Sunday, November 2, 2008

Hoi An offers a deeper culinary experience


Hoi An Town is already well known as a world heritage site and a major tourism destination in Vietnam.

(Australian visitors learn how to make spring rolls at the Yellow Flower Restaurant.)

The 17th century architecture, the Japanese-built bridge with a tiled roof and the Phuc Kien Pagoda are all worth visiting more than once.

Visitors also discover quickly that the town has its own culinary specialties - cao lau, mi quang (Quang Nam noodle), com ga (chicken rice), banh dap (beaten baked cakes), banh bao, and banh vac (also called white rose cakes), for instance.

However, a new trend that is emerging allows visitors to learn how to make these dishes themselves.

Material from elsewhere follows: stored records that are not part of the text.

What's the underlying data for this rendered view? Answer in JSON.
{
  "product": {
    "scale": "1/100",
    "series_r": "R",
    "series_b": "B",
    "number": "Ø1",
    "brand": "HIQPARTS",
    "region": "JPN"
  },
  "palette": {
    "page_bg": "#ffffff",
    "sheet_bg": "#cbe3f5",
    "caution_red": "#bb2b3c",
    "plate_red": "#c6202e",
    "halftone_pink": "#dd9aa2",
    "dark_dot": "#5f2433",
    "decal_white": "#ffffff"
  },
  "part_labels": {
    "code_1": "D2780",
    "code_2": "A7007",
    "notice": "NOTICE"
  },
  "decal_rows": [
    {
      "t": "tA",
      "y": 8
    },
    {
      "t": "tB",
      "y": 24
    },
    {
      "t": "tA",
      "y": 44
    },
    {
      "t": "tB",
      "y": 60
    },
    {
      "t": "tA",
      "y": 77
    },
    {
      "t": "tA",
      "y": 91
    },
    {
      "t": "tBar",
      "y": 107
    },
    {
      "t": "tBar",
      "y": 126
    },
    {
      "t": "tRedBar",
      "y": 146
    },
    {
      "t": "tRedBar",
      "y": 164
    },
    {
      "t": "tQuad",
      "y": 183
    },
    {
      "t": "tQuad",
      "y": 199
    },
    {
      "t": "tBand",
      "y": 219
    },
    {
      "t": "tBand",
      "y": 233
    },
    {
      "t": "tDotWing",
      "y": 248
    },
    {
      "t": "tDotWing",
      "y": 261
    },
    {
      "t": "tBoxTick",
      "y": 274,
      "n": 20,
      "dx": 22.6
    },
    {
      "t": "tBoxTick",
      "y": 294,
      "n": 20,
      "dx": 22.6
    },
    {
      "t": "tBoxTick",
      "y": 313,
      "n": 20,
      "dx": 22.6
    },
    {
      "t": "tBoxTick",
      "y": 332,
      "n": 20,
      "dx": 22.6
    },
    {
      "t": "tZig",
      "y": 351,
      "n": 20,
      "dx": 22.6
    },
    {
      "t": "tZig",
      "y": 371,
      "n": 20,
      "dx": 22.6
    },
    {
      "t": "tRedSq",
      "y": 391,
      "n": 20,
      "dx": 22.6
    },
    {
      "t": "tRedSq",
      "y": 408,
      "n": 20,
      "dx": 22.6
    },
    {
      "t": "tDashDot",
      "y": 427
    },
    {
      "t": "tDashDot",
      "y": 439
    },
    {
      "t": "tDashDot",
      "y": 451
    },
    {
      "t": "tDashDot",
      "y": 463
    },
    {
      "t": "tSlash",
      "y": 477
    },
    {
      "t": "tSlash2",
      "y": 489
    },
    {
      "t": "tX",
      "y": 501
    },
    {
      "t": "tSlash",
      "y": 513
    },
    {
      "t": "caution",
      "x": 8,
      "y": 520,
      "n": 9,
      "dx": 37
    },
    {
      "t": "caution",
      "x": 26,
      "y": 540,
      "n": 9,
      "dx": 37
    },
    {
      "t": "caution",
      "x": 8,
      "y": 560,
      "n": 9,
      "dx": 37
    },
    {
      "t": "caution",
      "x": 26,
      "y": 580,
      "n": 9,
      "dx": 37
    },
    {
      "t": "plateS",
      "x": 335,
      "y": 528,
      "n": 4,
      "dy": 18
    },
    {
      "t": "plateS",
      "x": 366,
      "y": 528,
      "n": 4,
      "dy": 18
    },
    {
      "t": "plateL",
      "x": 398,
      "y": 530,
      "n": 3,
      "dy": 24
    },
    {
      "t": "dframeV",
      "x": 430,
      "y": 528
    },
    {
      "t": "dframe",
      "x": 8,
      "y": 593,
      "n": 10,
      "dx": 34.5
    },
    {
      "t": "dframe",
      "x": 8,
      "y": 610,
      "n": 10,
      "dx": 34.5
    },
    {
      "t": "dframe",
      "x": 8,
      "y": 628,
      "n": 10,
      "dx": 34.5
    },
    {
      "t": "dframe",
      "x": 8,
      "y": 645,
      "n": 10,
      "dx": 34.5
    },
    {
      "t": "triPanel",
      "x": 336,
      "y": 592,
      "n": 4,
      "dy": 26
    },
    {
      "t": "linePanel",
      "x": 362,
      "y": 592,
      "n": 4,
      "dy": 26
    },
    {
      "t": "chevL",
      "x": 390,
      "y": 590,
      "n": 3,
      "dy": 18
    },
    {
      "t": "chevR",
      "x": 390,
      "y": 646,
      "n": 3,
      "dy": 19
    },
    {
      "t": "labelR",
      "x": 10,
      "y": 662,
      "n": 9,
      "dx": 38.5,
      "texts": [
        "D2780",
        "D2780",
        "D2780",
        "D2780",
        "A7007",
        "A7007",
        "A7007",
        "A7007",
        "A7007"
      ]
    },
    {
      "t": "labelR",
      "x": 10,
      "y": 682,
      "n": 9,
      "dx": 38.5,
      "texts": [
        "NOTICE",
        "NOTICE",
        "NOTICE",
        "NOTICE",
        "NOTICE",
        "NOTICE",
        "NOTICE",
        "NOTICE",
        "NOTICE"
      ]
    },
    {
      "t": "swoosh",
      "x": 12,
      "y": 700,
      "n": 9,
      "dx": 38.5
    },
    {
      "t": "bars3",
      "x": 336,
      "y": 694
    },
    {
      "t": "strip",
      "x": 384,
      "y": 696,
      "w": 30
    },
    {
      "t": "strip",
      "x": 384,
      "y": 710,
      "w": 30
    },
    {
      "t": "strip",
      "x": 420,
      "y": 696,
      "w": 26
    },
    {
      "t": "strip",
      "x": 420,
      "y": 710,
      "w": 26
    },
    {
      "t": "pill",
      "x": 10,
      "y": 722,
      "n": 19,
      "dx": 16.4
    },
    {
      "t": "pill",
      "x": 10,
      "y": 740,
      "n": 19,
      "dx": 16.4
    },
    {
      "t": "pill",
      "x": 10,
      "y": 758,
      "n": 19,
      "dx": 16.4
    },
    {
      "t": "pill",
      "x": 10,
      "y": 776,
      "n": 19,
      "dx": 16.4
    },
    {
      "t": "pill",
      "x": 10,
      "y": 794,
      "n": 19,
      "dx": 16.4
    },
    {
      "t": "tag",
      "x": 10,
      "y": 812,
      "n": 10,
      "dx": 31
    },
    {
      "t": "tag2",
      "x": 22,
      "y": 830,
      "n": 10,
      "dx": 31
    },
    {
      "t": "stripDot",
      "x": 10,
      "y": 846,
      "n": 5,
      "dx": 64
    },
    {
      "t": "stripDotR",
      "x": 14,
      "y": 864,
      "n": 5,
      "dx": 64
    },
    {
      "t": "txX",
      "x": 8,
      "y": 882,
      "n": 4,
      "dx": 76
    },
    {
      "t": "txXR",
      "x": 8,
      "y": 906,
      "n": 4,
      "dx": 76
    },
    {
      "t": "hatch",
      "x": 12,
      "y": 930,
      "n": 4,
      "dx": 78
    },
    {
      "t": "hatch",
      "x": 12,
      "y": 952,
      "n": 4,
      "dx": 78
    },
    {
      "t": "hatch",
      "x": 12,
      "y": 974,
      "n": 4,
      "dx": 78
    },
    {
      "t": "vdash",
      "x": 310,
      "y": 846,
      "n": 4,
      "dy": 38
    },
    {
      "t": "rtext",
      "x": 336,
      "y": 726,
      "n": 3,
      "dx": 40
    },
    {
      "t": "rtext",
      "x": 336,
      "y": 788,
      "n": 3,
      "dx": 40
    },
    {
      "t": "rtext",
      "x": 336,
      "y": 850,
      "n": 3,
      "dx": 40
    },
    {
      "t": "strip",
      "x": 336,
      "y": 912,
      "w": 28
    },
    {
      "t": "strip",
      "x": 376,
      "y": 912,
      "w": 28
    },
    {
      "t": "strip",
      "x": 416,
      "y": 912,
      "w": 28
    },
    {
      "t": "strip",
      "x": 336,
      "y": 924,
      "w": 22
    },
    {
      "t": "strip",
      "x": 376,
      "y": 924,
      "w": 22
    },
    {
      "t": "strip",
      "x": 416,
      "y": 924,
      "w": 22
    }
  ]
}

It is a fun way to spend valuable time in the town, interact with residents and go further into culinary exploration than just eating at various restaurants and trying out new dishes.

Local restaurants that have begun to offer regular cooking classes say they are acting on requests from the visitors’ themselves.

I watched as a group of four visitors from Australia attended a cooking class held at the Hoa Vang restaurant (Yellow Flower Restaurant) at the riverside on Bach Dang Street.

They were learning to cook three special dishes: spring rolls, steamed shrimp in coconut, and baked fish in banana leaves.

After an hour of receiving instructions from the restaurant chefs, the visitors pronounced their experience satisfactory, and enjoyed the dishes they had cooked themselves.

Pham Thi Tram, the restaurant owner, told me that the foreign visitors liked Vietnamese food very much and were proud to learn how to cook them, so that they could show off their cooking ability back home.

The class has been regularly held at her restaurant at the request of the visitors, and most are enthusiastic learners, she said.